In this step, sensor readings are aligned with step test windows using both the device ID and timestamp range. Each sensor reading is labeled as `step` if it occurs within a known step test window, or `no_step` otherwise. This join logic ensures that each device message appears only once and prevents row duplication.


In [0]:
%sql
CREATE OR REPLACE TABLE labeled_step_test AS
SELECT * FROM final_df;


In [0]:
%sql
CREATE OR REPLACE TEMP VIEW final_df AS
SELECT
  d.event_time,
  d.device_id,
  d.sensor_type,
  d.distance_cm,
  d.source_label,
  s.start_time,
  s.stop_time,
  CASE
    WHEN s.device_id IS NOT NULL THEN 'step'
    ELSE 'no_step'
  END AS step_label
FROM device_messages_clean d
LEFT JOIN step_tests_clean s
  ON d.device_id = s.device_id
 AND d.event_time BETWEEN s.start_time AND s.stop_time;



## Step 4: Save Curated Silver Dataset

This step rebuilds the curated Silver table using the labeled dataset.

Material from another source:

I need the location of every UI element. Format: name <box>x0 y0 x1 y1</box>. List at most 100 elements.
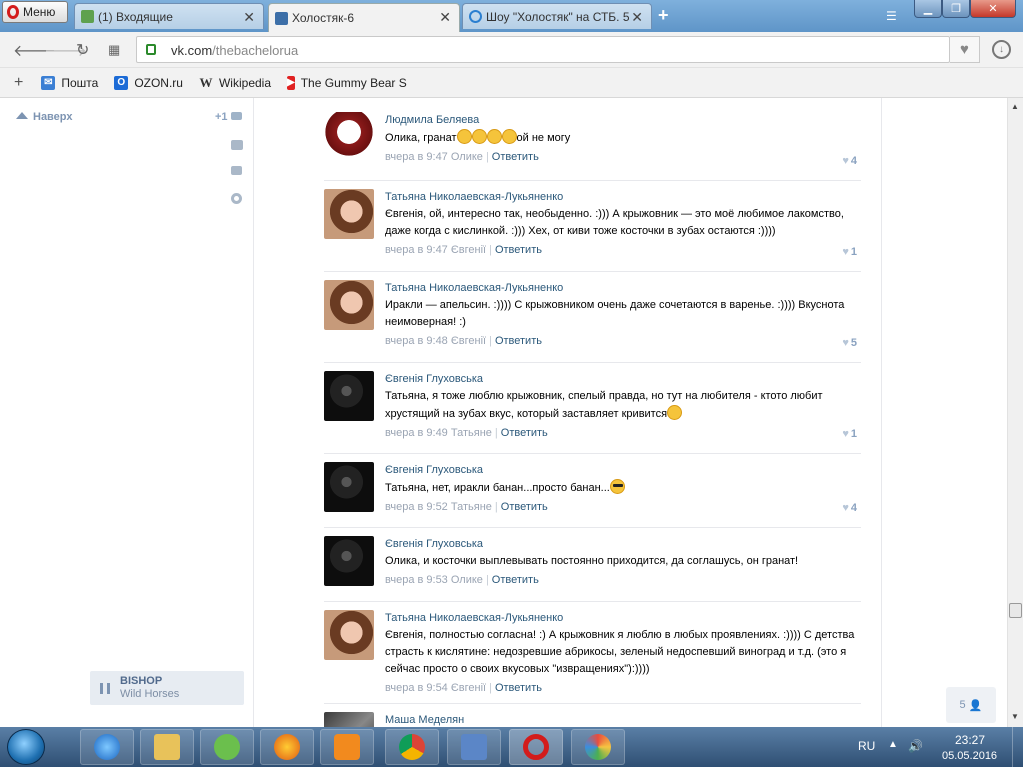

The table is overwritten each time the pipeline runs to ensure the data is always up to date and consistent.


In [0]:
%sql
CREATE OR REPLACE TABLE labeled_step_test AS
SELECT * FROM final_df;


## Step 5: Validate Automated ETL Results

The following queries validate that the automated pipeline produced correct labels and no invalid values. These checks confirm that the ETL logic executed successfully when run as a Databricks Job.


In [0]:
%sql
SELECT step_label, COUNT(*)
FROM labeled_step_test
GROUP BY step_label;


In [0]:
%sql
SELECT *
FROM labeled_step_test
WHERE step_label NOT IN ('step', 'no_step')
   OR step_label IS NULL
LIMIT 50;


In [0]:
%sql
SELECT *
FROM labeled_step_test
WHERE source_label NOT IN ('device', 'step')
   OR source_label IS NULL
LIMIT 50;


## Ethics Reflection

When automating health-related data pipelines, engineers must prioritize privacy and security by protecting identifiers and limiting access to sensitive data. Automated pipelines should include validation steps to prevent incorrect labels or missing data from silently propagating into downstream systems. Care must be taken to avoid bias introduced by labeling logic or inconsistent sensor behavior. Finally, curated step data should not be treated as medical conclusions; automation should support analysis while clearly communicating limitations and intended use.